What’s next for Belize City’s Krooman Lagoon?
Portions of the Krooman Lagoon Reserve were parceled off and granted to a Belize City Businessman. The Lagoon is one point five kilometers square and five hundred meters wide at its widest point. It still sits snug by its borders of the Western Highway, Crewman Lane, Faber’s Road and Antelope Street Extension. On Tuesday Cabinet decided it will put back the reserve into the hands of the people who live in the area. The owner of Xtra House, Jitendra Chawla, who paid for nine point three acres will be compensated for his investment. But in an area where housing is needed, how will the government retain the reserve as an important catchment basin for water? That’s what we tried to find out from the P.M. today.
Prime Minister Dean Barrow
“There was a role that was contractually designed between government and the funders of the project, a role that was contractually designed for Krooman Lagoon and the entire area. What was done when the Ministry of Natural resources gave certain assurances to jack Charles was not just done in ignorance of details of that project.

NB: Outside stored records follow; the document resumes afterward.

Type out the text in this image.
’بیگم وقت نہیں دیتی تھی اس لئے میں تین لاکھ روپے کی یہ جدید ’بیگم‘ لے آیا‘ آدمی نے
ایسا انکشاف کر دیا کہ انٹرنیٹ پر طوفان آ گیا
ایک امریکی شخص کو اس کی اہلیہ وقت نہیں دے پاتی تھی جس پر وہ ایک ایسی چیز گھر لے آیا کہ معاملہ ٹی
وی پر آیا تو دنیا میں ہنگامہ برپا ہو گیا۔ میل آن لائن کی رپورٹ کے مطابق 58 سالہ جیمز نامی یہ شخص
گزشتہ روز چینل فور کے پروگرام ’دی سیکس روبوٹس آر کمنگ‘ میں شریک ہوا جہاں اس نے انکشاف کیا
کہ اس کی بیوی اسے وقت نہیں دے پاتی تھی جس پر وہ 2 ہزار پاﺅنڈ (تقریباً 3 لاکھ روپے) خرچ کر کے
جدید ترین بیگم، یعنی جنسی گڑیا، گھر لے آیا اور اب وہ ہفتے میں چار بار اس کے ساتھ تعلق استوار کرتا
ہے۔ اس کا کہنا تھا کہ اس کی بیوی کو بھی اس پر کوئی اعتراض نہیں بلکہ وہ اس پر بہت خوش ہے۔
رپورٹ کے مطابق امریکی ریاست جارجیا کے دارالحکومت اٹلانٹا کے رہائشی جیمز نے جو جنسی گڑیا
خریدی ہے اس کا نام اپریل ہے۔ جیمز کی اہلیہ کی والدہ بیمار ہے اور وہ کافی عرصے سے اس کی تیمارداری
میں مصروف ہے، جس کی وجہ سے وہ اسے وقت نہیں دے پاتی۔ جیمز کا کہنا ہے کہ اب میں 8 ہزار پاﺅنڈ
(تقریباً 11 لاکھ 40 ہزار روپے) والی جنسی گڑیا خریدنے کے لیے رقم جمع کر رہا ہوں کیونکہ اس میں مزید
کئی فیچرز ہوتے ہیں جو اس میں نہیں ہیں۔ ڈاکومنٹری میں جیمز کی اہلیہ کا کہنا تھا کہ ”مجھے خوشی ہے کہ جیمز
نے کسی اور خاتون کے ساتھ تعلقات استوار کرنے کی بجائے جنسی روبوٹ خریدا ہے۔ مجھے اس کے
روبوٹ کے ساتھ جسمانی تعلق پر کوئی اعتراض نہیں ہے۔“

Because that project has contractual status, this Cabinet, this government, will not have the ministry continue in a way that would violate our obligations to the funding agencies under the project. That’s number one. Number two; whatever can be done with the lagoon and the surrounding areas that is consistent with the larger objective of the South Side Poverty Alleviation Project as it relates to the lagoon and to Collet will be done. There is a network of canals still to be built which will then assist with drainage for Collet, Port Loyola and for Independence. So whatever we will do with the area that’s been filled must be consistent with both those objectives. No question of the ecological balance in the area and one thing, that area to be some kind of nature reserve and secondly, with the need for engineering integrity and the preservation of the sort of hydrological functionality of the Krooman Lagoon.”